• obesity
• diabetes
• intermittent fasting

Background and aims: Worldwide, the prevalence of obesity has reached the level of an epidemic. Among the complications associated with metabolic diseases (obesity and type 2 diabetes), those affecting the central nervous system have raised important concern due to increased risks of neuropsychiatric diseases such as mood and cognitive disorders. Dietary restriction, particularly intermittent fasting (IF), that combines energy restricted and unrestricted days, improves insulin sensitivity and hyperglycemia. However, little is known about the effects of IF on brain function and plasticity in animal models of metabolic diseases. The aim of this thesis is to investigate how IF affects brain function and neural tissue transcriptional responses in a mouse model of diet induced obesity (DIO).
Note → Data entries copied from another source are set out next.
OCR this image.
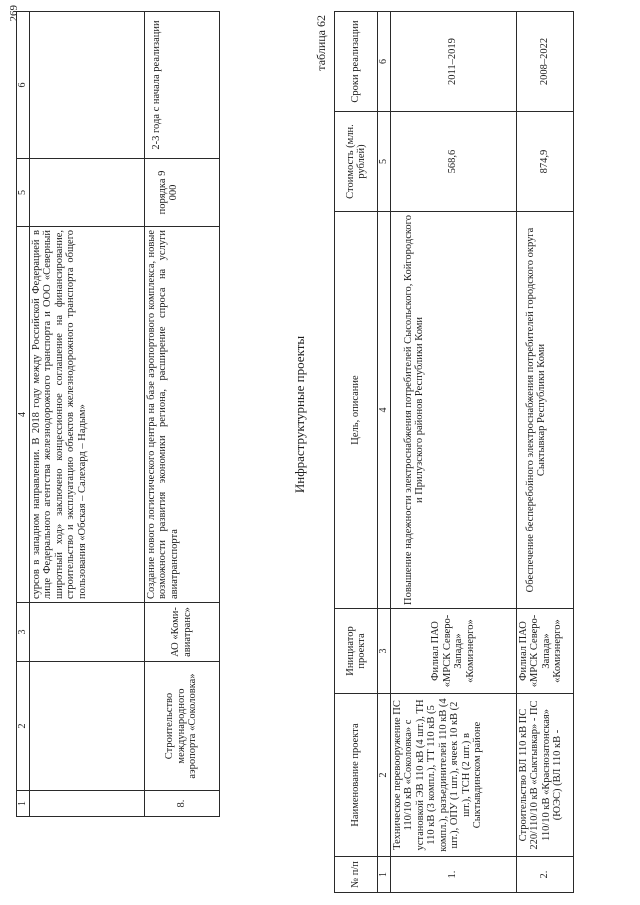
269
1	2	3	4	5	6
			сурсов в западном направлении. В 2018 году между Российской Федерацией в лице Федерального агентства железнодорожного транспорта и ООО «Северный широтный ход» заключено концессионное соглашение на финансирование, строительство и эксплуатацию объектов железнодорожного транспорта общего пользования «Обская – Салехард – Надым»		
8.	Строительство международного аэропорта «Соколовка»	АО «Коми-авиатранс»	Создание нового логистического центра на базе аэропортового комплекса, новые возможности развития экономики региона, расширение спроса на услуги авиатранспорта	порядка 9 000	2-3 года с начала реализации
Инфраструктурные проекты
таблица 62
№ п/п	Наименование проекта	Инициатор проекта	Цель, описание	Стоимость (млн. рублей)	Сроки реализации
1	2	3	4	5	6
1.	Техническое перевооружение ПС 110/10 кВ «Соколовка» с установкой ЭВ 110 кВ (4 шт.), ТН 110 кВ (3 компл.), ТТ 110 кВ (5 компл.), разъединителей 110 кВ (4 шт.), ОПУ (1 шт.), ячеек 10 кВ (2 шт.), ТСН (2 шт.) в Сыктывдинском районе	Филиал ПАО «МРСК Северо-Запада» «Комиэнерго»	Повышение надежности электроснабжения потребителей Сысольского, Койгородского и Прилузского районов Республики Коми	568,6	2011–2019
2.	Строительство ВЛ 110 кВ ПС 220/110/10 кВ «Сыктывкар» - ПС 110/10 кВ «Краснозатонская» (ЮЭС) (ВЛ 110 кВ -	Филиал ПАО «МРСК Северо-Запада» «Комиэнерго»	Обеспечение бесперебойного электроснабжения потребителей городского округа Сыктывкар Республики Коми	874,9	2008–2022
Materials and methods: 6-7 week-old male C57BL/6J mice were fed with high fat diet (60% Kcal from fat) for 10 weeks and then divided into four different experimental groups for the following 4-weeks: group #1 continued the HFD feeding (HFD), group #2 switched to an ad libitum balance diet (control chow, CC), group #3 was subjected to IF, eating every other day HFD (HFD-IF), group #4 was subjected to IF, eating every other day CC (CC-IF). Two further control groups of lean mice fed two different types of balanced diets were included.
The metabolic phenotype was evaluated by measuring the body weight, glycaemia, fat abundance and distribution, and plasmatic hormone levels.
Gene expression analysis was performed on occipital cortex, hippocampus and liver tissue.
The impact of different dietary regimens on mouse behavior was evaluated through 4 different behavioral tasks: Open Field Test (OFT), Object Recognition Test (ORT), Y-Maze and Elevated Plus Maze (EPM).

Results: Our preliminary results suggest that switching to IF or ad libitum CC after 10 weeks HFD significantly ameliorated glucose tolerance and decreased the body weight in DIO. Moreover, significant reduction in body fat was observed after CC or IF, but with increases in brown adipose tissue after CC-IF only. HFD showed a differential abundance in hormones known to play a crucial role in metabolism, fat distribution and appetite such as insulin and leptin.
Behavioral tests demonstrated that CC-IF is the strongest dietary regimen able to modulate mouse responses.
The gene expression analysis on cortex, hippocampus and liver demonstrated significant changes in the expression level of a variety of genes involved in plasticity and metabolic pathways.

Conclusion: The results collected so far suggest that CC-IF has the strongest effects on variation of all the parameters tested, with an amelioration of body weight and fat composition, glucose tolerance, and behavior in DIO mice.